With work at height taking place over such a large spectrum of tasks and heights, there is a variety in the solutions available. The humble ladder has for a long time been the ‘go-to’ work at height tool for small jobs. However, the 2007 regulations generally prohibit standard straight ladders and stepladders as work at height tools. The safer alternative is a podium/platform ladder with a stable platform to work from, surrounded by guardrails. These are frequently criticised for their size, weight and in-flexibility. This criticism can be addressed by ensuring that small and light podium ladders are requested from suppliers.

Mobile Elevated Working Platforms (MEWPs) also come in a variety of sizes and types. At the compact end of the spectrum, manual one-person lifts provide a small flexible person hoist, with minimal footprint and weight. Compact electric scissor lifts are also very common on construction sites at the fit-out stages of the project. Articulated boom lifts are mainly used externally, and can reach up to 100 metres. A large boom MEWP can appear precarious, and the operator needs to ensure the ground conditions and weather are suitable.

Managing MEWPs safely can present a challenge in terms of operator training, familiarity with the specific MEWP (and especially emergency controls) and the correct use of harnesses and lanyard. The HSA has published ‘Mobile Elevated Work Platforms (MEWPs): Guidance on Safe Operating Procedures’, which assists with risk assessment and determining if harnesses are required.

The use of harnesses and lanyards, only form part of a work at height or fall protection system. They may be connected inside a MEWP, or attached to a dedicated roof access system or secured to a fixed anchor point. The harness user needs to be trained in order to know how to fit the harness correctly and how to correctly link to the anchor and position themselves. A common mistake can be not understanding the length of lanyard, or other parts of the connection, with a pendulum effect that can lead to a significant fall or ground contact.

A fall restraint lanyard (work positioning) is designed to be used in such a way that a fall is not possible, and the user does not get into the situation of falling or being suspended in mid-air. A fall arrest lanyard is designed with an element of stretch and shock absorption built in.

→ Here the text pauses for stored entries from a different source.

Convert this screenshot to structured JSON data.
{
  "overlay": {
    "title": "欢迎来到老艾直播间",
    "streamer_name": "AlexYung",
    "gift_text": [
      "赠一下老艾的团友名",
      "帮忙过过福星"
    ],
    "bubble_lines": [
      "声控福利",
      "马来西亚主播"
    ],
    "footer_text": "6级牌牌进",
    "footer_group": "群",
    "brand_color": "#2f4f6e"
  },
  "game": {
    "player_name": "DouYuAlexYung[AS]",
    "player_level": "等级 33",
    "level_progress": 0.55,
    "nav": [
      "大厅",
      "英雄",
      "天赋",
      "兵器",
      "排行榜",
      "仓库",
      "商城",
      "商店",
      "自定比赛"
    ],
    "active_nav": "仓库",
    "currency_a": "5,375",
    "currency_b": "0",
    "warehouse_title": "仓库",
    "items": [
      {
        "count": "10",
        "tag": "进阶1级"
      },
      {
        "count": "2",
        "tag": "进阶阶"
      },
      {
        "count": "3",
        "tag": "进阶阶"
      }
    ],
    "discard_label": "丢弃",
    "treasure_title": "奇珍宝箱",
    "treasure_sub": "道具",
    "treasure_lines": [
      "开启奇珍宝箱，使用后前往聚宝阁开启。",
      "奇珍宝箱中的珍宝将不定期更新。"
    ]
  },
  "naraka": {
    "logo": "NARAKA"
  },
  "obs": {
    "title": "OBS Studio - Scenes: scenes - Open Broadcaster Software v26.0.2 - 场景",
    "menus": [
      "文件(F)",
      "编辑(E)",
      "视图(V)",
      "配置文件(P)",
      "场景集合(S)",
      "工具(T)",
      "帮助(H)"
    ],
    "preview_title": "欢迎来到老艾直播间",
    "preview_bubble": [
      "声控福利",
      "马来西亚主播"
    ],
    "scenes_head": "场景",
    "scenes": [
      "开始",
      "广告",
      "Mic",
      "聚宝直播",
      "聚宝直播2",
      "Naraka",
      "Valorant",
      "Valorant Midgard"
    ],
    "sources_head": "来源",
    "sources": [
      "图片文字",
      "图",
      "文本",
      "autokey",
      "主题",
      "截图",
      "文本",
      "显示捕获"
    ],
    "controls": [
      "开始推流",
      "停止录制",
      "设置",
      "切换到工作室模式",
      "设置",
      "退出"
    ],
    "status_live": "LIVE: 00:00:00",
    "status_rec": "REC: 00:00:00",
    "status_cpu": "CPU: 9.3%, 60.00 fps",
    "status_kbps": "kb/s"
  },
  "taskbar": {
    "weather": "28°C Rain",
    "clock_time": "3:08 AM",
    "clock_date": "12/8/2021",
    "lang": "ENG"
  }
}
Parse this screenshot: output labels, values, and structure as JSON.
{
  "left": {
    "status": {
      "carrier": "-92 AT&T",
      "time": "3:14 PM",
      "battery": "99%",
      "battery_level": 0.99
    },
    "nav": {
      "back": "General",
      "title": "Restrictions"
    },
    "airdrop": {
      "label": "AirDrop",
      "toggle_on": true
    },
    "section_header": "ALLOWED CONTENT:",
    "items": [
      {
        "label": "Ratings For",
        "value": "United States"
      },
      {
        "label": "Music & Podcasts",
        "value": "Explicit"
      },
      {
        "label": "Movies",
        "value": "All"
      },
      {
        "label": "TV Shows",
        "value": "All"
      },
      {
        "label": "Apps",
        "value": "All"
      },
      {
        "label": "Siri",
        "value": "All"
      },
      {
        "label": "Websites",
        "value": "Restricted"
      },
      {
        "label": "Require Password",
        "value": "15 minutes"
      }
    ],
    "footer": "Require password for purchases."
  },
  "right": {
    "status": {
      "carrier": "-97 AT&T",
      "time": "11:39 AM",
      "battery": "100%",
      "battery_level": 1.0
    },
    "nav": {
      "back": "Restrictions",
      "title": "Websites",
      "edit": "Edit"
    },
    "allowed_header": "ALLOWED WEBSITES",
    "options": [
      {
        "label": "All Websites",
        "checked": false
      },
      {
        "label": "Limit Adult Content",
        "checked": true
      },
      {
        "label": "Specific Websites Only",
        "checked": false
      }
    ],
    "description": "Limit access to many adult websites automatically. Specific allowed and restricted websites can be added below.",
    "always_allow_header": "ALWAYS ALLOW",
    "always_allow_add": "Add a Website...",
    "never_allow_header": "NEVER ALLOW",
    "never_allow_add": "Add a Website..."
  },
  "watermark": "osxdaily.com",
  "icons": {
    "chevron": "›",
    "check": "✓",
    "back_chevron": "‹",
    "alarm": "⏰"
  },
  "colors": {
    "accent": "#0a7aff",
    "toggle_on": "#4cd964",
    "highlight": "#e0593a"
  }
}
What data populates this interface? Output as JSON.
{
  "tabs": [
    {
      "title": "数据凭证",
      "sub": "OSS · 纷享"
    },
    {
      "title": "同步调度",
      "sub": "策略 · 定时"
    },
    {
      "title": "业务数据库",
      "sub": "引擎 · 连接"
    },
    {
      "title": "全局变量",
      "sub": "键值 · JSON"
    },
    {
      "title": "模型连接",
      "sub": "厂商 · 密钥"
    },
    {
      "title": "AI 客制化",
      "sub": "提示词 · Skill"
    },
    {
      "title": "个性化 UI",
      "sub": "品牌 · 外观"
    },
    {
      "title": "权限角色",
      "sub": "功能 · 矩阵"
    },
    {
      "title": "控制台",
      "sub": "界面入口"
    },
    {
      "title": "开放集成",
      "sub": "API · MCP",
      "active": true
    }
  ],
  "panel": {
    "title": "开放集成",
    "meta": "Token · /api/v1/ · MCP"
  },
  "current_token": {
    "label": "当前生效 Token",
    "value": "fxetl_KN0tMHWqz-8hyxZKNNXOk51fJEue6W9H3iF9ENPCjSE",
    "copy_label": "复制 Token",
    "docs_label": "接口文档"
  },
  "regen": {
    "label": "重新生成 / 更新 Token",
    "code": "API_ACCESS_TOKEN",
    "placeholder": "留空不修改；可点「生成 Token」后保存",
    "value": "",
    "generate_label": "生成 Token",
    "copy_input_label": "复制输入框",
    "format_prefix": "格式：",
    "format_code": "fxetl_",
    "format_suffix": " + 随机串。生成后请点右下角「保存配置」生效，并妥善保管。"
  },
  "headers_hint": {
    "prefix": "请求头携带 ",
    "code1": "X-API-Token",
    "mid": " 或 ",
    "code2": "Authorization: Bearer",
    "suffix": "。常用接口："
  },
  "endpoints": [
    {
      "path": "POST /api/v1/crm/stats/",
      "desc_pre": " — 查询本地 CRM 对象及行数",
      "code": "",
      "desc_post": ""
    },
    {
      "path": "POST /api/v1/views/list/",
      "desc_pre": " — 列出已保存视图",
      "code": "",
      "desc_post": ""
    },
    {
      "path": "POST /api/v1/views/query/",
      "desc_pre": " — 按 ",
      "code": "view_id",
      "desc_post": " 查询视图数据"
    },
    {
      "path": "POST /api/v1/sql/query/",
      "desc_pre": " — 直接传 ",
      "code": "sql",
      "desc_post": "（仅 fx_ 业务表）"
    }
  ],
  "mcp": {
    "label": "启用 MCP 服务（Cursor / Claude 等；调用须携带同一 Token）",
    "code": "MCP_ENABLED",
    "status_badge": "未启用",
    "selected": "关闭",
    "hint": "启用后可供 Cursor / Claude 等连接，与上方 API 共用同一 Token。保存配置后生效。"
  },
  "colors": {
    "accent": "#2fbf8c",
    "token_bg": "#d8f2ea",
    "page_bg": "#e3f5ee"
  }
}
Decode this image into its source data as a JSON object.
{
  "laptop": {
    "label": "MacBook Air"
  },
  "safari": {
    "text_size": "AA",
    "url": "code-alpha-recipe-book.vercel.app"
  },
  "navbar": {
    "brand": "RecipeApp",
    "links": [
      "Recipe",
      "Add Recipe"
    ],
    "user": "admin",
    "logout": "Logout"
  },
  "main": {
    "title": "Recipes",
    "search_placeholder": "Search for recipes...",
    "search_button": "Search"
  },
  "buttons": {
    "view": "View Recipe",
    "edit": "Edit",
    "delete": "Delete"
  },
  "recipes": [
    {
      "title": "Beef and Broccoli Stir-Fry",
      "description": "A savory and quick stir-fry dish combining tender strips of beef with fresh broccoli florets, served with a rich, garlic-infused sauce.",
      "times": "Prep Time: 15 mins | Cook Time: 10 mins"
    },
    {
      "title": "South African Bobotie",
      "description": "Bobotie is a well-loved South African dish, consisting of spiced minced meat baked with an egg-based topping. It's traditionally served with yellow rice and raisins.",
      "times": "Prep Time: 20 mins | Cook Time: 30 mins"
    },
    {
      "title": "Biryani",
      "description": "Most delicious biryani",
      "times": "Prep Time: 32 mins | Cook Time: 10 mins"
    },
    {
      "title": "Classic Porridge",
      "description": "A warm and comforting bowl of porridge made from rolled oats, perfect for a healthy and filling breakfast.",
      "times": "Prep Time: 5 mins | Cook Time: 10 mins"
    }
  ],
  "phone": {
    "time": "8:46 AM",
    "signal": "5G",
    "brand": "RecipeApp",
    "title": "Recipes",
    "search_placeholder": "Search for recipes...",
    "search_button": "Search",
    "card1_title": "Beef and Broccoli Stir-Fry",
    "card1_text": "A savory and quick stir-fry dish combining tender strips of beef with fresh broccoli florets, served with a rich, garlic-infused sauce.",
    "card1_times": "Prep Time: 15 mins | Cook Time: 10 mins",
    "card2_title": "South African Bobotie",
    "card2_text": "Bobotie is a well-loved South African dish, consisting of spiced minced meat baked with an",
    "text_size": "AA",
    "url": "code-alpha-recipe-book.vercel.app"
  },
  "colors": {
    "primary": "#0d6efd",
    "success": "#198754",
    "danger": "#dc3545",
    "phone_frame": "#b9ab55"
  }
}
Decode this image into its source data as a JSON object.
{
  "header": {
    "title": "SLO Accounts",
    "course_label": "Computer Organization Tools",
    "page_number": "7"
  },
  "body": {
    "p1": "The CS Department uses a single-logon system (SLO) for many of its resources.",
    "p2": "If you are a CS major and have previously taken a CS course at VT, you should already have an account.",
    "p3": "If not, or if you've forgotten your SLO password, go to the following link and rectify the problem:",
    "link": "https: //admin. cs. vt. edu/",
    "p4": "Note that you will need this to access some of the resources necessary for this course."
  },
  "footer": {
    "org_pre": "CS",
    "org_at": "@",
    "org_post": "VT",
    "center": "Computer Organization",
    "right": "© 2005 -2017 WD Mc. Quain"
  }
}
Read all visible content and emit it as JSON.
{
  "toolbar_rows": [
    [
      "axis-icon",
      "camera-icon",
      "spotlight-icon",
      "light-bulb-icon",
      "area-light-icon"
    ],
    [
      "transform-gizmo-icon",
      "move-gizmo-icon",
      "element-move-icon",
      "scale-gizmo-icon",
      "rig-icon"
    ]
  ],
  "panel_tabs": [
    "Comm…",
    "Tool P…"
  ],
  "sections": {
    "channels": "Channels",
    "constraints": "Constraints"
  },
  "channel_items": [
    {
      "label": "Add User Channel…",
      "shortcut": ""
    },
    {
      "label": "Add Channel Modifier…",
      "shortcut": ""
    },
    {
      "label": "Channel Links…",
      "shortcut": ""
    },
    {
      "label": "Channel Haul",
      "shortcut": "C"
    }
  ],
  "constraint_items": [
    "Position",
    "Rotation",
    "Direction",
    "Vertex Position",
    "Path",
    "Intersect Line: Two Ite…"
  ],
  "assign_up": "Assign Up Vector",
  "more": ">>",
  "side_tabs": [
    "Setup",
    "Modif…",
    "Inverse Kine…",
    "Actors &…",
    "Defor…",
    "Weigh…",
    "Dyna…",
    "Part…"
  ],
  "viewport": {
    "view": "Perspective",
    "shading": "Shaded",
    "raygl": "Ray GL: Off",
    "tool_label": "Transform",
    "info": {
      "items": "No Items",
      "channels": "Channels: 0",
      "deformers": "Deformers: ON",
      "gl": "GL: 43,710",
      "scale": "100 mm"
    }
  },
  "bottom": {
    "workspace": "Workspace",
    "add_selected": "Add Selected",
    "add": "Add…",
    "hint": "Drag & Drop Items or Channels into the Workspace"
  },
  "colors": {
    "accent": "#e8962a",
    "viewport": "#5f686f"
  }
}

In the event of a fall, the lanyard may extend by a number of metres before arresting the fall. Therefore, understanding the type of lanyard and designed work use is very important. Stretch or retractable lanyards, or fall arrest blocks, can avoid some of these issues, but an understanding of how they work and the consequences of a fall are also required.

It is worth mentioning industrial rope access techniques, purely based on the novelty of use in Ireland. Rope access techniques are seen as high risk as they rely on very individual protection, with personnel suspended by rope in a harness. Rope access is becoming more common in Ireland, but there are limited companies with Industrial Rope Access Trade Association (IRATA) personnel. Trained IRATA personnel can be a very good solution to an awkward or specific work at height task, that often gets overlooked.

Above just touches on a few small areas of work at height. Full articles could also be dedicated to the use of scaffolding, airbags, mobile scaffold towers, safety nets, crane man baskets and the consideration of emergency procedures and rescue for work at height.